See above files (one is the question and one is the answer)

I can to the whole question, other than the last part - for part (f), why are we concerned with the sum to infinity of the series? I am confused as to why this is necessary.


Any help is appreciated.

Thanks

 

[tmc]

The sum that is done here is not the sum of the areas of every S_i; it is the sum whose result is the area of S_n itself. Look at A_3 in part (e), it is given as
A_3 = a^2 + 4a^2/9 + 4a^2/27
From this, you could guess that
A_4 = a^2 + 4a^2/9 + 4a^2/27 + 4a^2/81
And so on, such that A_n is such a sum. Every new term in the sum is the area of the extra little squares tacked onto the shape.

 

[nokia8650]

Hi, I understand that it is a geometric series, I was concerned with part (f). My question is why use the sum to infinity?

Thanks

 

[tiny-tim]

Hi, I understand that it is a geometric series, I was concerned with part (f).
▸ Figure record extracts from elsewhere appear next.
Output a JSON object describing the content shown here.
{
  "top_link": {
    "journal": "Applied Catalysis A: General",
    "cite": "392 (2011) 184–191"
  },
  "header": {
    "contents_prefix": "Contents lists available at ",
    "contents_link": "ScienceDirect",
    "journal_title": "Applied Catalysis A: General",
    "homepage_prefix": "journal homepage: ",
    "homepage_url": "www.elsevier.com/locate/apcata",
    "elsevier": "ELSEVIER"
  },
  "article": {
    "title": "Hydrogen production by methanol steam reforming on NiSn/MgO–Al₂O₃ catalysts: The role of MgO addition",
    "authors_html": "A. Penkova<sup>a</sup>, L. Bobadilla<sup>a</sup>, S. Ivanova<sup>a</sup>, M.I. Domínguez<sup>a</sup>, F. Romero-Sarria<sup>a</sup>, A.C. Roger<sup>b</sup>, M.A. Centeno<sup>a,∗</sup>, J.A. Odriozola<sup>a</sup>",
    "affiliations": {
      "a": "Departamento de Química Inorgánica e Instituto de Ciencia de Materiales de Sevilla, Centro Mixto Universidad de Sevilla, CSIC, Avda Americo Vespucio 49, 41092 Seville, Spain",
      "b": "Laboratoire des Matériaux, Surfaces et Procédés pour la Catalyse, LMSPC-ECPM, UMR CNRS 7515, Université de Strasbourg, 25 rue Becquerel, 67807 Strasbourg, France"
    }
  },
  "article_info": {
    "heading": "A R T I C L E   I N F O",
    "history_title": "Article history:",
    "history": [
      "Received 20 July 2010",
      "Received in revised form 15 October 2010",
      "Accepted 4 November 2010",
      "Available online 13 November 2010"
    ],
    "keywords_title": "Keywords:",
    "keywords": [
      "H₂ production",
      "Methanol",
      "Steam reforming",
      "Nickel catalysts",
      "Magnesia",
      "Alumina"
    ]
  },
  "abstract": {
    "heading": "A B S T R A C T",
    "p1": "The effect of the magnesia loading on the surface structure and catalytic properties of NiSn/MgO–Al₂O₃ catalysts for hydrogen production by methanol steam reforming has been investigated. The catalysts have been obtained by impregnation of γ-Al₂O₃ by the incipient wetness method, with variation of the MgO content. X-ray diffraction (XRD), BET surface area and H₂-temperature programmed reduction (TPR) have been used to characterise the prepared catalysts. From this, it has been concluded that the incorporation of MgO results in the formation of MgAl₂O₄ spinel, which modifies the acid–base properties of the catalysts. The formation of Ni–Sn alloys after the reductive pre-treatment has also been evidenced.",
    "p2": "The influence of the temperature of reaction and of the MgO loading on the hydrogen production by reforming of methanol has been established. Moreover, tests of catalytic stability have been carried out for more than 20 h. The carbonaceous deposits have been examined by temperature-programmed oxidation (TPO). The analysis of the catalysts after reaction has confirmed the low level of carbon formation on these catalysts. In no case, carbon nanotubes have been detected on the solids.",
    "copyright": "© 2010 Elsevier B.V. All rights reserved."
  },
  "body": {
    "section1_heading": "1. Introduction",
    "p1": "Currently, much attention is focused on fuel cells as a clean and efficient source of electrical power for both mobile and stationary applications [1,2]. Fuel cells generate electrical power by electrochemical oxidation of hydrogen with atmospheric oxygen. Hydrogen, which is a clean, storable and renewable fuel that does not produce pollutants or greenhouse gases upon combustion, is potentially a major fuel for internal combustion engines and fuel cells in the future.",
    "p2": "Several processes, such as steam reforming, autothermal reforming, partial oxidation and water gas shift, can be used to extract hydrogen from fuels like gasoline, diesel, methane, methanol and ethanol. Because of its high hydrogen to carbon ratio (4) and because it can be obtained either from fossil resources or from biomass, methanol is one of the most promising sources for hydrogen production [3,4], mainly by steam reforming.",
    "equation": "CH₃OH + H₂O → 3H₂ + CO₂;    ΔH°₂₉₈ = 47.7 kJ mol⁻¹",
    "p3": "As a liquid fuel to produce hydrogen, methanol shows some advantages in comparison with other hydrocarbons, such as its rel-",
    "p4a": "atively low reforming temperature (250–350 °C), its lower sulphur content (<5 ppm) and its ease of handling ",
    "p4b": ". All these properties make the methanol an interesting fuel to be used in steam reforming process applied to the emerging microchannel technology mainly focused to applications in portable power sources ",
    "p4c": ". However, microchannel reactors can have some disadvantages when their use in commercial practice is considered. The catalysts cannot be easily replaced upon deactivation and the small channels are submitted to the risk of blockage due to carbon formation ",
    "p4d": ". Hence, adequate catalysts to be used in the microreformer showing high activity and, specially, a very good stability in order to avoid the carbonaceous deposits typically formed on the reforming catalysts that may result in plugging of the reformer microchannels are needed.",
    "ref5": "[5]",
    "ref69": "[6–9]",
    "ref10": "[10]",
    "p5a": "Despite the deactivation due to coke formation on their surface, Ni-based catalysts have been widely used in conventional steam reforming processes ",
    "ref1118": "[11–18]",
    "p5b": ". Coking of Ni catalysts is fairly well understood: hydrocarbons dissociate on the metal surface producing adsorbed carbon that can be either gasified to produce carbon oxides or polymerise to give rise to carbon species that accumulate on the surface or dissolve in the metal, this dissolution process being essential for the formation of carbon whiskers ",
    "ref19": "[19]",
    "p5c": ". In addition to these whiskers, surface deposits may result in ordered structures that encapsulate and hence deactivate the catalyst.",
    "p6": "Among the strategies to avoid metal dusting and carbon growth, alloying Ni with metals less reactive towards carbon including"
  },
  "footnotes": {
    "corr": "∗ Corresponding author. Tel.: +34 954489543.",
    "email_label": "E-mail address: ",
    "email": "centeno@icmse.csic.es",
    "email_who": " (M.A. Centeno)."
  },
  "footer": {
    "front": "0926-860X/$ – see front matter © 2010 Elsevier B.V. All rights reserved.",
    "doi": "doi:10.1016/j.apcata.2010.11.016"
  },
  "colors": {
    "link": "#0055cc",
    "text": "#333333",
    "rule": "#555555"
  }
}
My question is why use the sum to infinity?

Hi nokia8650!

Because you want sup{Sn}, and the sequence is increasing, so you want S∞.

 

[nokia8650]

Thanks. The question says the sum to n, so shouldn't the equation be the sum ton, not the sum to inifnity?

Thanks

 

[tiny-tim]

Hi nokia8650!

Thanks. The question says the sum to n …

erm … no, it doesn't … it says "Find the smallest value of the constant S such that the area of Sn < S, for all values of n."

So you want sup{area of Sn}, which is the "area of S∞".

 

[nokia8650]

Thanks for the help. Its the wording of the question that is confusing me! So the question asks for the value of a constant which is greater than the area of the "final" square?

Thanks